Alumna’s photographs uncover intimacy, hidden stories behind locations
Emma Elizabeth Tillman’s photography is inspired by specific locations, whether outside or inside the home. The UCLA alumna said she is drawn to areas that have a feeling of moodiness, as well as places that are sunny and light. (Courtesy of Emma Elizabeth Tillman)
By Linda Xu
Oct. 1, 2018 11:24 p.m.
Father John Misty once remarked that his wife Emma Elizabeth Tillman was born with a “disco ball soul.”
The offhanded comment became the title of Tillman’s book of original photographs released in 2017 that she said was a collection of memories reflected outward.
Accompanied by writings and diary entries, the photographs spanned a 10-year period of the UCLA alumna’s life, starting with a trip she took to Brittany, France, at 21 years old. Tillman, also a filmmaker who studied directing at UCLA, recently appeared on the “Criterion Now” podcast to discuss her breadth of work. In the episode, she emphasized the role locations have in her photography, both outside and inside the home..
“I’ve always had a very strong sense of place, and that place and time mean something very specific and change the atmosphere of how you perceive things,” Tillman said.
She said her favorite places contain a kind of moodiness, like the stormy, cold climate of Brittany. The oceanside town was also the place where Tillman reinvigorated her passion for photography – she took her first film photography class when she was 14 using her mother’s camera, but her interest waned in her late teenage years. Tillman said she is also drawn to the mysterious side of places typically regarded as sunny and light, such as Fiji and Jamaica. She speculated that her childhood may have played a part in her desire to seek out the undersides of such locations.
“When I was a child I wanted so badly to uncover a hidden world that no one else knew existed. I wanted to step into the wardrobe and have it be a different world, and the longing for that was so intense,” she said. “So in a way, it’s trying to relive that part of my childhood that wanted that to be real and as an adult understanding that it is real to a certain extent.”
When she first started using a camera, Tillman said she would photograph her backyard or take self-portraits in her bedroom, shooting whatever was around her. The home environment still plays a large part in her photography, and Tillman’s love of travel has taken her to homes around the world. Pictures on her Instagram and online portfolio depict images of herself in London bathrooms and a pair of hands washing carrots in a tiled kitchen sink in Santa Barbara.

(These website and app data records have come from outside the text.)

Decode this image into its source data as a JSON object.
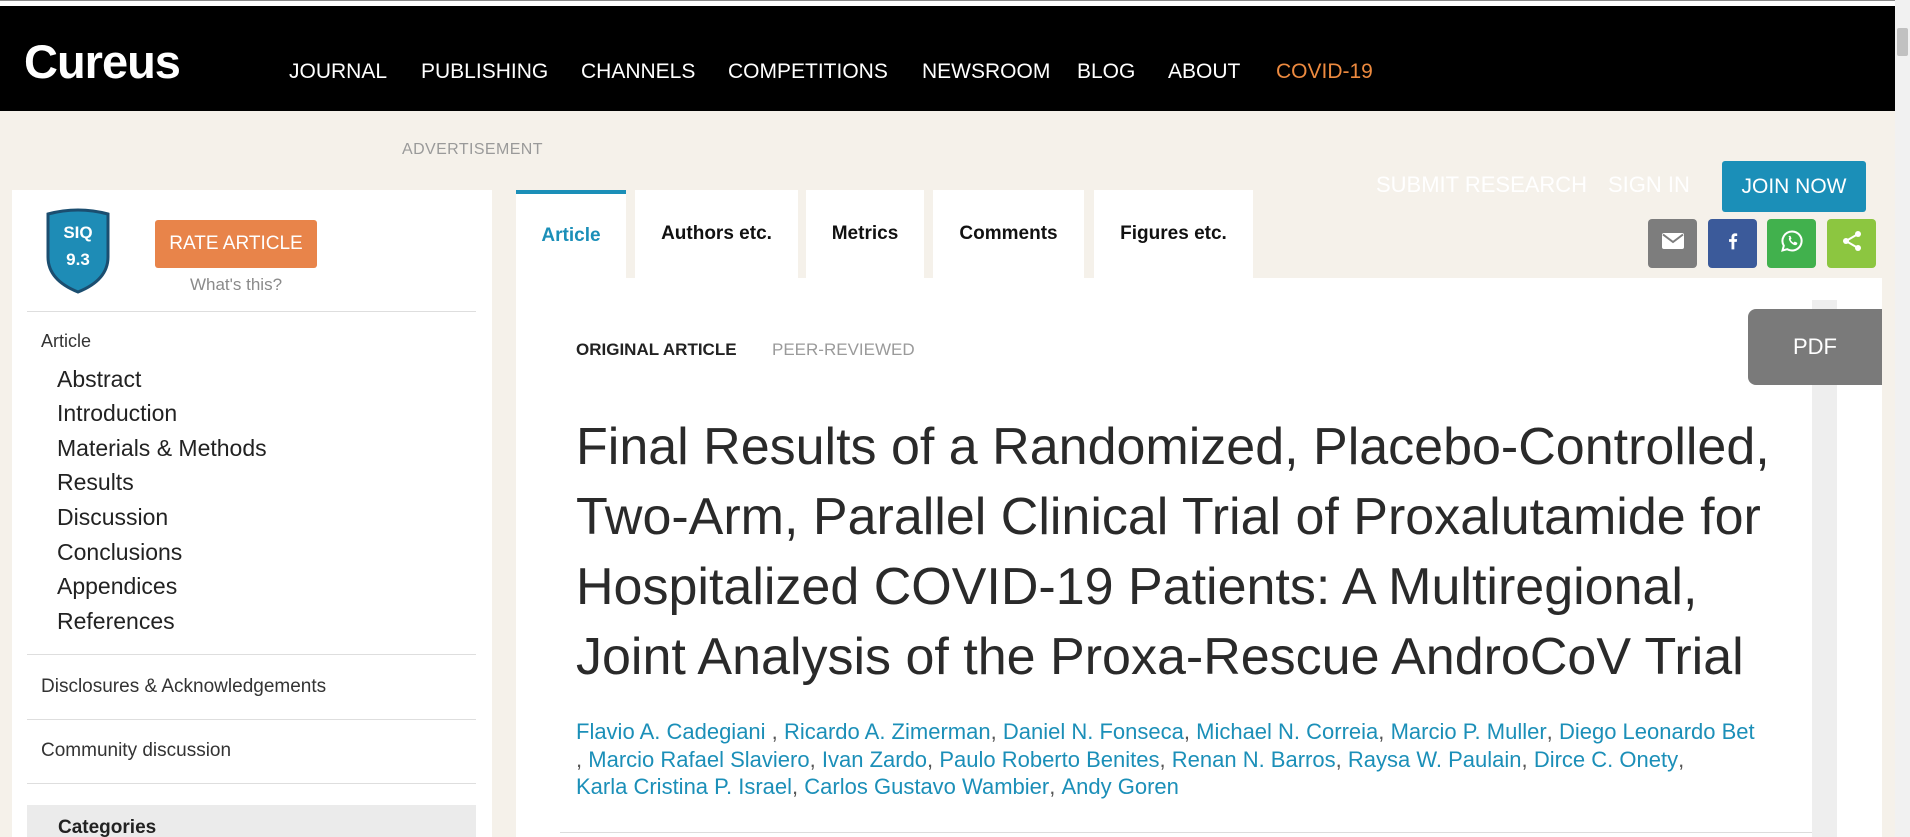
{
  "header": {
    "logo": "Cureus",
    "nav": [
      "JOURNAL",
      "PUBLISHING",
      "CHANNELS",
      "COMPETITIONS",
      "NEWSROOM",
      "BLOG",
      "ABOUT",
      "COVID-19"
    ]
  },
  "ad_label": "ADVERTISEMENT",
  "account": {
    "submit_research": "SUBMIT RESEARCH",
    "sign_in": "SIGN IN",
    "join_now": "JOIN NOW"
  },
  "share": [
    {
      "icon": "email-icon",
      "color": "#7d7d7d"
    },
    {
      "icon": "facebook-icon",
      "color": "#3b5a9a"
    },
    {
      "icon": "whatsapp-icon",
      "color": "#41b14d"
    },
    {
      "icon": "share-icon",
      "color": "#8cc640"
    }
  ],
  "pdf_label": "PDF",
  "sidebar": {
    "siq": {
      "label": "SIQ",
      "score": "9.3"
    },
    "rate_button": "RATE ARTICLE",
    "whats_this": "What's this?",
    "toc_heading": "Article",
    "toc_items": [
      "Abstract",
      "Introduction",
      "Materials & Methods",
      "Results",
      "Discussion",
      "Conclusions",
      "Appendices",
      "References"
    ],
    "links": [
      "Disclosures & Acknowledgements",
      "Community discussion"
    ],
    "categories_heading": "Categories"
  },
  "tabs": [
    {
      "label": "Article",
      "active": true
    },
    {
      "label": "Authors etc.",
      "active": false
    },
    {
      "label": "Metrics",
      "active": false
    },
    {
      "label": "Comments",
      "active": false
    },
    {
      "label": "Figures etc.",
      "active": false
    }
  ],
  "article": {
    "type": "ORIGINAL ARTICLE",
    "review_status": "PEER-REVIEWED",
    "title": "Final Results of a Randomized, Placebo-Controlled, Two-Arm, Parallel Clinical Trial of Proxalutamide for Hospitalized COVID-19 Patients: A Multiregional, Joint Analysis of the Proxa-Rescue AndroCoV Trial",
    "authors": [
      {
        "name": "Flavio A. Cadegiani",
        "sep": " ,"
      },
      {
        "name": "Ricardo A. Zimerman",
        "sep": ","
      },
      {
        "name": "Daniel N. Fonseca",
        "sep": ","
      },
      {
        "name": "Michael N. Correia",
        "sep": ","
      },
      {
        "name": "Marcio P. Muller",
        "sep": ","
      },
      {
        "name": "Diego Leonardo Bet",
        "sep": ","
      },
      {
        "name": "Marcio Rafael Slaviero",
        "sep": ","
      },
      {
        "name": "Ivan Zardo",
        "sep": ","
      },
      {
        "name": "Paulo Roberto Benites",
        "sep": ","
      },
      {
        "name": "Renan N. Barros",
        "sep": ","
      },
      {
        "name": "Raysa W. Paulain",
        "sep": ","
      },
      {
        "name": "Dirce C. Onety",
        "sep": ","
      },
      {
        "name": "Karla Cristina P. Israel",
        "sep": ","
      },
      {
        "name": "Carlos Gustavo Wambier",
        "sep": ","
      },
      {
        "name": "Andy Goren",
        "sep": ""
      }
    ]
  },
  "colors": {
    "accent": "#1b8fb8",
    "rate_button": "#e8844a",
    "covid_link": "#ed8a3f",
    "page_background": "#f5f1ea",
    "header_background": "#000000"
  }
}
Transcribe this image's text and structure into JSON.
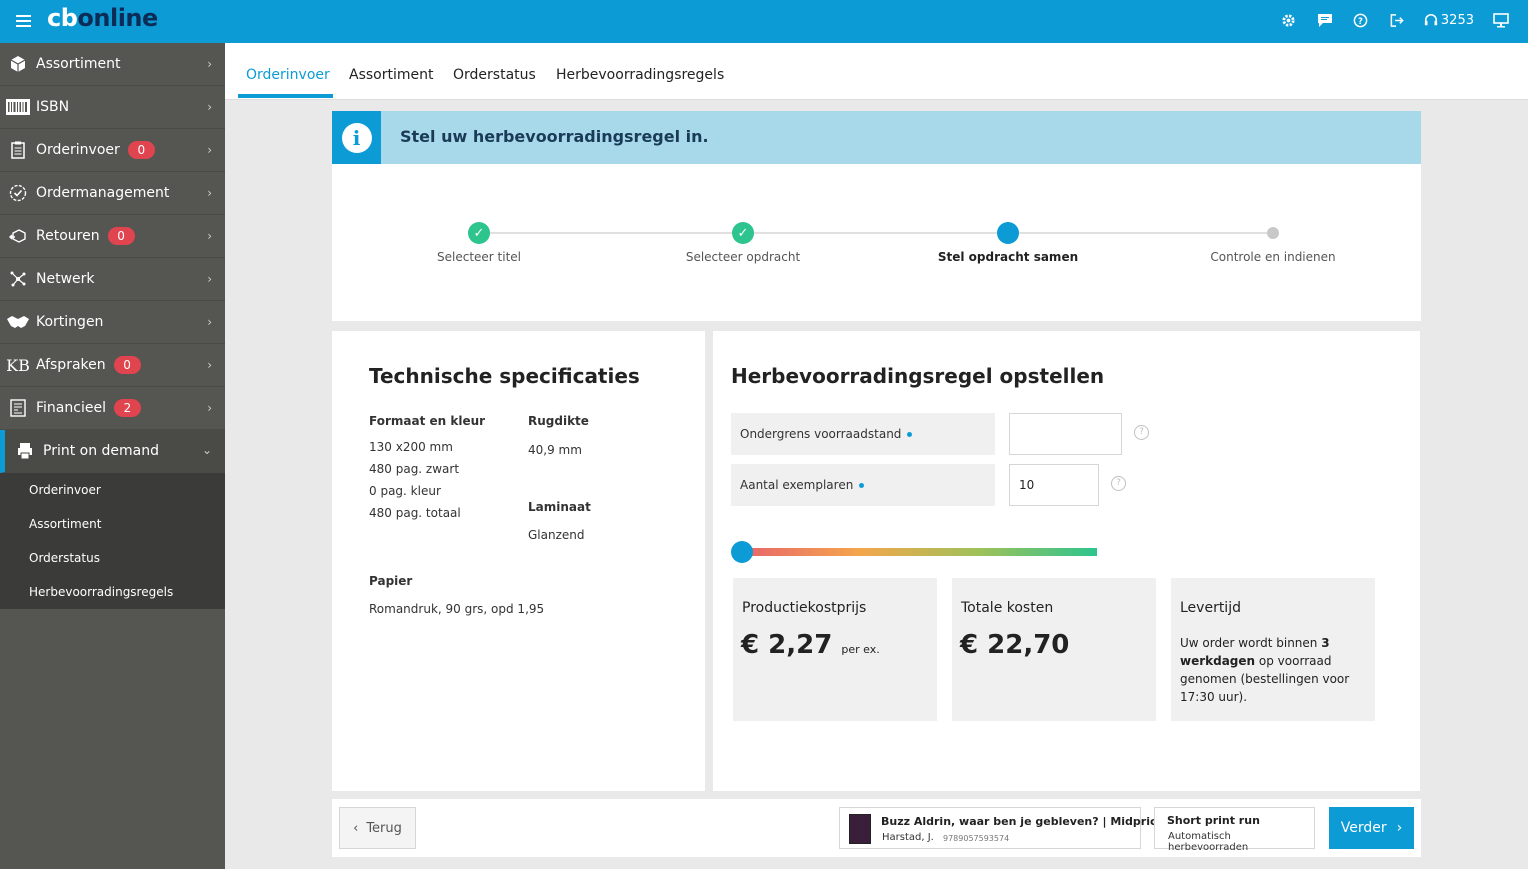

Amanda Charchian, a photographer and friend of Tillman’s, said she senses a feeling of closeness or comfort in the pictures Tillman took of her father’s shed in Santa Barbara; some display hats hanging off the wall or rattan furniture draped in textiles. She said Tillman’s images reflect her intimate, sensitive nature and have a sort of consistency to them, as she doesn’t change the lens she uses to photograph.
“I just feel like there’s a true intimacy there that is characteristic of family,” Charchian said. “And I think that one thing about (Tillman) is that she treats people that she loves, everyone, like family. She’s very loving and a nurturing person and I think that comes through the pictures.”
Tillman said she especially likes capturing everyday objects that have a tinge of eccentricity to them, whether or not the owner is aware of it. As people move toward a more-homogenized existence facilitated by technology, Tillman said she appreciates the inventiveness of using objects to solve small, mundane problems, such as how to keep a gate closed. In a moment she caught on photograph, the owner of the gate fastened a milk jug filled with water to its edge in lieu of purchasing a proper counterweight.
“The touching and the placement and the life of an object is imbued with energy by its owner,” she said. “I think that I try to uncover those things and see how also the quotidian can be elevated. It doesn’t have to be boring.”
Aaron West, the host of the podcast episode Tillman appeared on, said he discovered her in part through Father John Misty’s songs, in which she is often the subject. West said he thinks Tillman captures the beauty in ordinary things – in a photograph of a cemetery, she focused not just on the headstones but also on the trees and sky above.
“(Her photographs) could be paintings, a lot of them,” West said.
Tillman said she’s also interested in photographing the insides of houses that belonged to other artists, such as English painter Vanessa Bell and Italian architect Carlo Mollino, which have been preserved since their deaths, making them kinds of museums in their own right. Though she produces still images of still settings, Tillman said her photographs must tell a story about the place. Thematically, she seeks to evoke a feeling of belonging, or an absence of that feeling, an absence of home.
“(Photography is) not necessarily a passive artistic medium because I think it really sparks the imagination into telling a story about what may have happened, what may have transpired or what may be just outside the frame,” she said.